I paguri sono attratti da alcune tossine presenti nelle plastiche. Problemi anche per i mitili
A mettere in difficoltà i Paguri eremita sarebbe un mix di problemi legati anche al cambiamento climatico
[11 Agosto 2021]
Secondo una ricerca realizzata da un team dell’università di Hull. «I paguri eremita potrebbero essere “eccitati” da un additivo rilasciato dalla plastica nell’oceano». Si tratta dell’oleamide è un additivo plastico già noto per essere un feromone sessuale – o “stimolante” – per alcune specie marine come i gamberetti.
Il team di ricercatori dell’università di Hull, del quale fa parte anche la dottoranda Paula Schirrmacher, sta ora studiando l’impatto combinato sui paguri del cambiamento climatico, della plastica e di altre molecole presenti nell’oceano.
Uno studio ha scoperto che, «Una volta rilevata, l’oleamide aumenta il tasso di respirazione dei paguri, indicando eccitazione e attrazione». Questi crostacei spazzini possono anche scambiare l’oleamide per cibo dagli spazzini, il che significa che i paguri eremita possono camminare a lungo sul fondale in cerca di un pasto, solo per scoprire che invece si tratta di plastica.
Secondo la Schirrmacher, «Il nostro studio dimostra che l’oleamide attira i paguri.
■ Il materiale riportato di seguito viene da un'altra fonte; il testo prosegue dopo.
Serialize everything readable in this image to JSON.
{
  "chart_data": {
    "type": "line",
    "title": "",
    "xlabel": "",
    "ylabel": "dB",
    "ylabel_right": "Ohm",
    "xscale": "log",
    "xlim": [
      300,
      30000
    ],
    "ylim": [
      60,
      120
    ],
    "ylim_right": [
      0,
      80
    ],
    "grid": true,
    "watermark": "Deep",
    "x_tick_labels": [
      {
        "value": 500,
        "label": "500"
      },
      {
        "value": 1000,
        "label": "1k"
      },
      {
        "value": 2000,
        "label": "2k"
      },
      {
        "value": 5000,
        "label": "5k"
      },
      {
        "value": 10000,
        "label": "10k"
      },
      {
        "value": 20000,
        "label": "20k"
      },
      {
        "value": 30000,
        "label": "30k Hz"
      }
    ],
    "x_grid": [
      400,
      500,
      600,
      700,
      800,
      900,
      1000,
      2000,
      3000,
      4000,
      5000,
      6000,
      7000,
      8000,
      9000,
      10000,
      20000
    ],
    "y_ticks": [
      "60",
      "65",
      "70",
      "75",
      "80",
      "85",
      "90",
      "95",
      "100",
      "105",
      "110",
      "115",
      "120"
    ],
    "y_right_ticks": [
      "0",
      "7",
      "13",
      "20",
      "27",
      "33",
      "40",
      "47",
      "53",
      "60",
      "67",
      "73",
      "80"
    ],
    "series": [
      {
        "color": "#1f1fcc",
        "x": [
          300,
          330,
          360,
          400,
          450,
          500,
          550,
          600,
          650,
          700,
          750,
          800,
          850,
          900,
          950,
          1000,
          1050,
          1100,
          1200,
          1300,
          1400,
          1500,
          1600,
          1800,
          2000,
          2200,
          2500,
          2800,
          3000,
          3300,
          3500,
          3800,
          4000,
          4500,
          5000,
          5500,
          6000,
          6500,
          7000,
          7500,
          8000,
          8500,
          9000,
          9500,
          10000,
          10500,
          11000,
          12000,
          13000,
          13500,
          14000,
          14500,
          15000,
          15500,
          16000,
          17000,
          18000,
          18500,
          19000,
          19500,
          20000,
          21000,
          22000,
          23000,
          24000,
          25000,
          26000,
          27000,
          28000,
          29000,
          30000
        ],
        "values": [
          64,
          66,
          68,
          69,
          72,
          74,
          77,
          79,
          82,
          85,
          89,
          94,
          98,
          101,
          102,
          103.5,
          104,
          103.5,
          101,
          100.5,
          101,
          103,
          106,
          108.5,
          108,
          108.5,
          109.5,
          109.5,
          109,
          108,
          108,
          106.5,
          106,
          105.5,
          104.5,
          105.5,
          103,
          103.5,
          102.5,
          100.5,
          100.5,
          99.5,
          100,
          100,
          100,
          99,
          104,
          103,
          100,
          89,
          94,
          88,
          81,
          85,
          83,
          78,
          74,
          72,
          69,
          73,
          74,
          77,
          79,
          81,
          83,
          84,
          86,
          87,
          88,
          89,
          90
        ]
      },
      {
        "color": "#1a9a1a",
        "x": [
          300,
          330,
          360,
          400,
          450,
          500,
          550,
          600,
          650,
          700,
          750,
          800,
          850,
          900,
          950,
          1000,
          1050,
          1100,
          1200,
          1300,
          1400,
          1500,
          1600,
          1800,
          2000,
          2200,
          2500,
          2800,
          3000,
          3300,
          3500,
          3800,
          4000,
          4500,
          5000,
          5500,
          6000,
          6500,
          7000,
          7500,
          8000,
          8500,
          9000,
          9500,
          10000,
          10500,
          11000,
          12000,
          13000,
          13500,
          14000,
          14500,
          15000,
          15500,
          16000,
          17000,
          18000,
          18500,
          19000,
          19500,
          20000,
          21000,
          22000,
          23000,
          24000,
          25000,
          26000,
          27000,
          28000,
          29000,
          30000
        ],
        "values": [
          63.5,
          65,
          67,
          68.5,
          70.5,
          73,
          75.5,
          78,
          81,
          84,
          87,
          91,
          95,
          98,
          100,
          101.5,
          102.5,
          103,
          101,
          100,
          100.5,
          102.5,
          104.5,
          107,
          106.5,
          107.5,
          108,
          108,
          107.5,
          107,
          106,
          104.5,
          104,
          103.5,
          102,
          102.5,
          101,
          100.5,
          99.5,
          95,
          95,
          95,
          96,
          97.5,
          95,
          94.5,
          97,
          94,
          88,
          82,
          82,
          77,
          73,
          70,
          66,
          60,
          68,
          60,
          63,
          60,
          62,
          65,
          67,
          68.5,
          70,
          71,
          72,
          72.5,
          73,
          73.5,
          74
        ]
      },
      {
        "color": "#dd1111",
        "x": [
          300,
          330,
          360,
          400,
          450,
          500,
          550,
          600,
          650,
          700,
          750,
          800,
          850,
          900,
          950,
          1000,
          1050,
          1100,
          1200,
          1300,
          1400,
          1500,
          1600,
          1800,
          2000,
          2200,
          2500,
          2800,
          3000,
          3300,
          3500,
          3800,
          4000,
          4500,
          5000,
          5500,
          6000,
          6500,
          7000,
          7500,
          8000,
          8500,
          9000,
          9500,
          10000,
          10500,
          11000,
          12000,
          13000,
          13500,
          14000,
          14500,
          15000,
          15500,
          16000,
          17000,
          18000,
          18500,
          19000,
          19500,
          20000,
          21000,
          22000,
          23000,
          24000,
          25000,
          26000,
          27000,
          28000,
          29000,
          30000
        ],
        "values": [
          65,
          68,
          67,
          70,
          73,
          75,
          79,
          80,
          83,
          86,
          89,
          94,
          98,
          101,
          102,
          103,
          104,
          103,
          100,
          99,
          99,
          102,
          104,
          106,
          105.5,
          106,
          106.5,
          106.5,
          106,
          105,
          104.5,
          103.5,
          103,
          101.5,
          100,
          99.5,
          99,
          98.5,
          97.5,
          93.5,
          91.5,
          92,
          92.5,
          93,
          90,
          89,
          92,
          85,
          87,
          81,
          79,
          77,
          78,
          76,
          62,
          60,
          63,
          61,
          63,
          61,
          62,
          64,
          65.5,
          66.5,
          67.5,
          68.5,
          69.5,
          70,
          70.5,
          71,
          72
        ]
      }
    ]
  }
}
La frequenza respiratoria aumenta significativamente in risposta a basse concentrazioni di oleamide e i paguri mostrano un’attrazione comportamentale paragonabile alla loro risposta a uno stimolante alimentare. L’oleamide ha anche una sorprendente somiglianza con l’acido oleico, una sostanza chimica rilasciata dagli artropodi durante la decomposizione. Come spazzini, i paguri eremita possono identificare erroneamente l’oleamide come fonte di cibo, creando una trappola. Questa ricerca dimostra che la lisciviazione additiva può svolgere un ruolo significativo nell’attrazione della vita marina per la plastica».
Il gruppo di ricerca MolStressH2O, guidato da Katharina Wollenberg Valero, studia l’impatto combinato del cambiamento climatico e della plastica sulla vita oceanica e recentemente ha pubblicato tre studi che rivelano che gli invertebrati marini che vivono a Robin Hood’s Bay, lungo la costa dello Yorkshire, sono stati influenzati negativamente dal cambiamento climatico globale. Il secondo studio ha scoperto che «L’inquinamento da plastica negli oceani, insieme all’acidificazione degli oceani, può influenzare in modo diverso i mitili maschi e femmine».
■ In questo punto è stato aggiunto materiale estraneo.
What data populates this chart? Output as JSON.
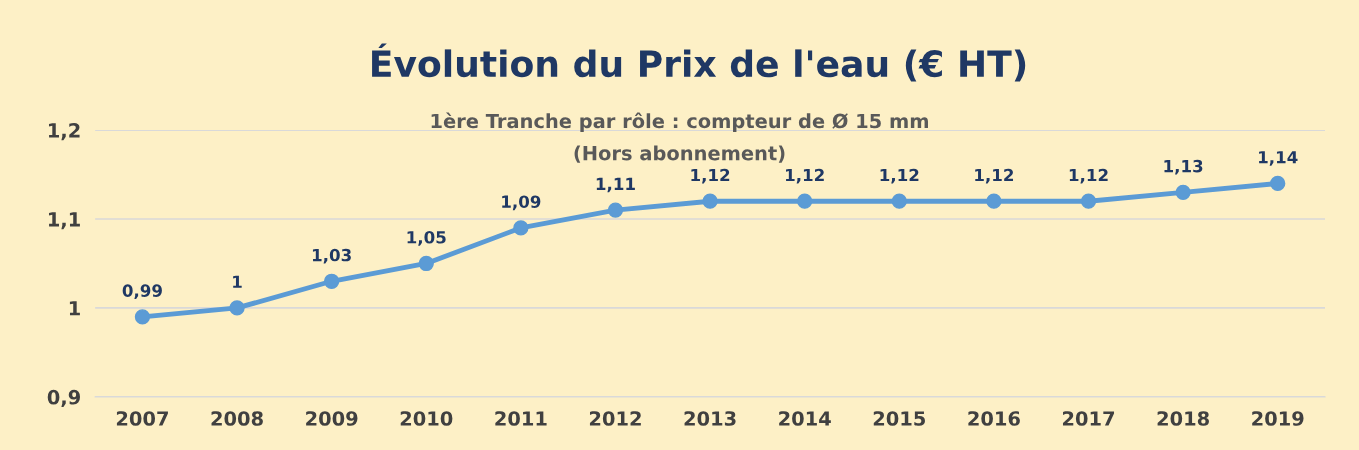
{
  "chart_data": {
    "type": "line",
    "title": "Évolution du Prix de l'eau (€ HT)",
    "subtitle": "1ère Tranche par rôle : compteur de Ø 15 mm\n(Hors abonnement)",
    "categories": [
      "2007",
      "2008",
      "2009",
      "2010",
      "2011",
      "2012",
      "2013",
      "2014",
      "2015",
      "2016",
      "2017",
      "2018",
      "2019"
    ],
    "series": [
      {
        "color": "#5b9bd5",
        "values": [
          0.99,
          1,
          1.03,
          1.05,
          1.09,
          1.11,
          1.12,
          1.12,
          1.12,
          1.12,
          1.12,
          1.13,
          1.14
        ],
        "value_labels": [
          "0,99",
          "1",
          "1,03",
          "1,05",
          "1,09",
          "1,11",
          "1,12",
          "1,12",
          "1,12",
          "1,12",
          "1,12",
          "1,13",
          "1,14"
        ]
      }
    ],
    "ylim": [
      0.9,
      1.2
    ],
    "yticks": [
      {
        "value": 0.9,
        "label": "0,9"
      },
      1,
      {
        "value": 1.1,
        "label": "1,1"
      },
      {
        "value": 1.2,
        "label": "1,2"
      }
    ],
    "grid": "y",
    "marker": "circle",
    "line_style": "solid",
    "legend": false
  }
}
La dottoranda Luana Fiorella Mincarelli, che fa parte del team di ricerca, ha sottolineato che «E’ di fondamentale importanza capire come funzionano gli additivi plastici a livello molecolare, in particolare sul successo riproduttivo. Abbiamo scoperto che il loro effetto tossico può essere amplificato in uno scenario di cambiamento climatico».
La sua ricerca dimostra che i mitili maschi sono per lo più colpiti dall’aumento della temperatura, ma le femmine sono più sensibili al DEHP, una sostanza chimica tossica presente in molte plastiche. Questo studio ha concluso che «L’aumento della temperatura del mare, combinato con un aumento dell’inquinamento da plastica, può confondere i loro cicli di riproduzione e quindi avere un impatto sui tassi di riproduzione».
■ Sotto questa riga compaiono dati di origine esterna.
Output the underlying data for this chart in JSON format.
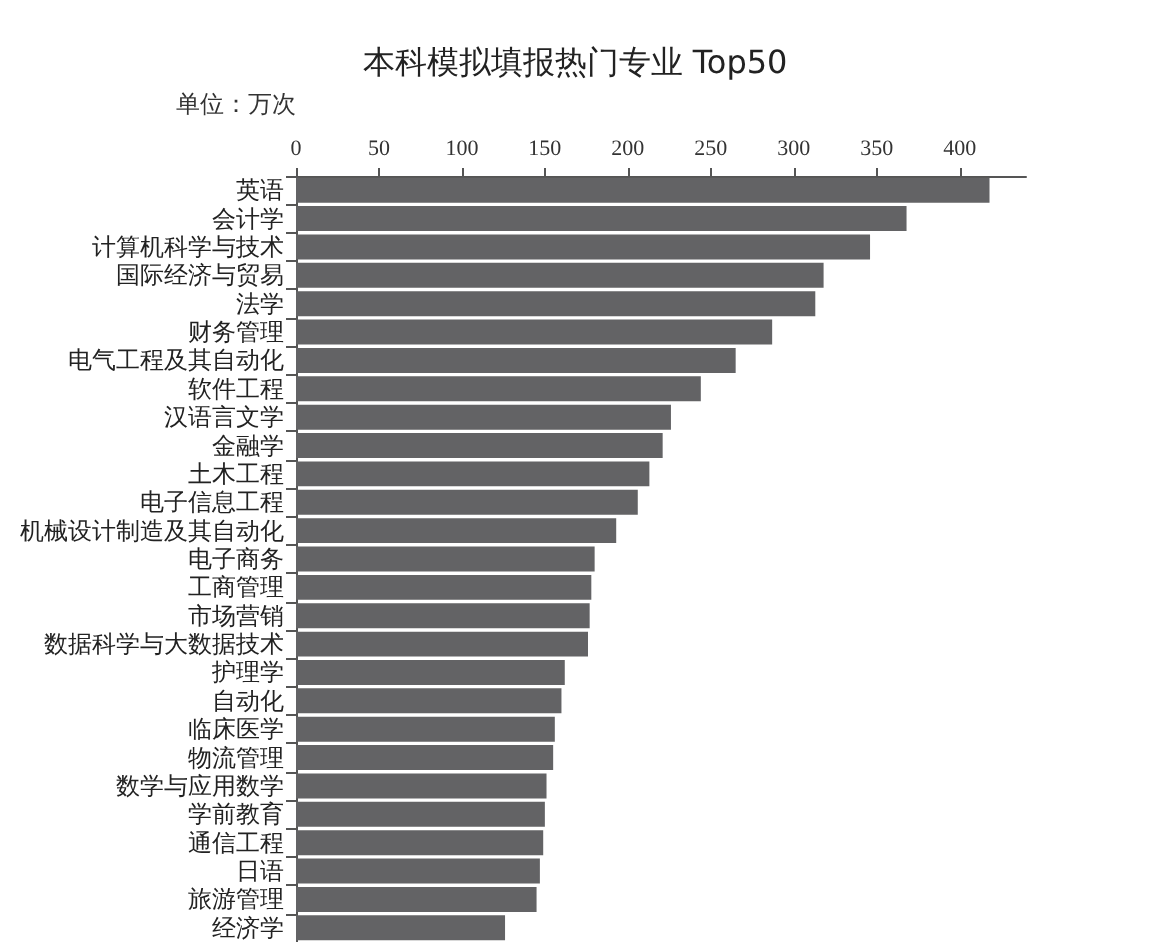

Un altro filone di ricerca ha esaminato l’odorato dei paguri negli oceani acidificati. Precedenti studi avevano suggerito che l’acidificazione degli oceani danneggia il senso dell’olfatto degli animali marini, limitando così anche la loro capacità di comunicare. Jorg Hardege, reader in chemical ecology all’università di Hull, fa notare che «Se gli animali marini possono annusare o meno la plastica è un argomento che in precedenza ha attirato molte controversie scientifiche, ma non c’erano molti dati reali».
Tuttavia, la ricerca condotta dalla signora Schirrmacher sui paguri eremita della Robin Hood’s Bay ha scoperto chei paguri sono davvero attratti da un segnale chimico noto come PEA (2-feniletilamina). I Ricercatori evidenziano che «E’ noto che la PEA avverte i mammiferi e le creature marine della presenza di predatori e la sua efficacia può essere aumentata in un oceano acidificato».
Un’altra ricercatrice dell’università di Hull, Christina Roggatz, che studia i cambiamenti nelle strutture delle molecole durante l’acidificazione degli oceani, conclude: «Per ricevere correttamente le informazioni relative all’odore, la molecola dell’odore deve adattarsi e legarsi correttamente al recettore. I nostri risultati dimostrano come il pH ambientale più basso causi piccoli cambiamenti nelle proprietà chimiche delle molecole odorifere, che a loro volta facilitano questo passaggio cruciale di legame. In breve: il pH può creare o interrompere una comunicazione di successo nell’oceano».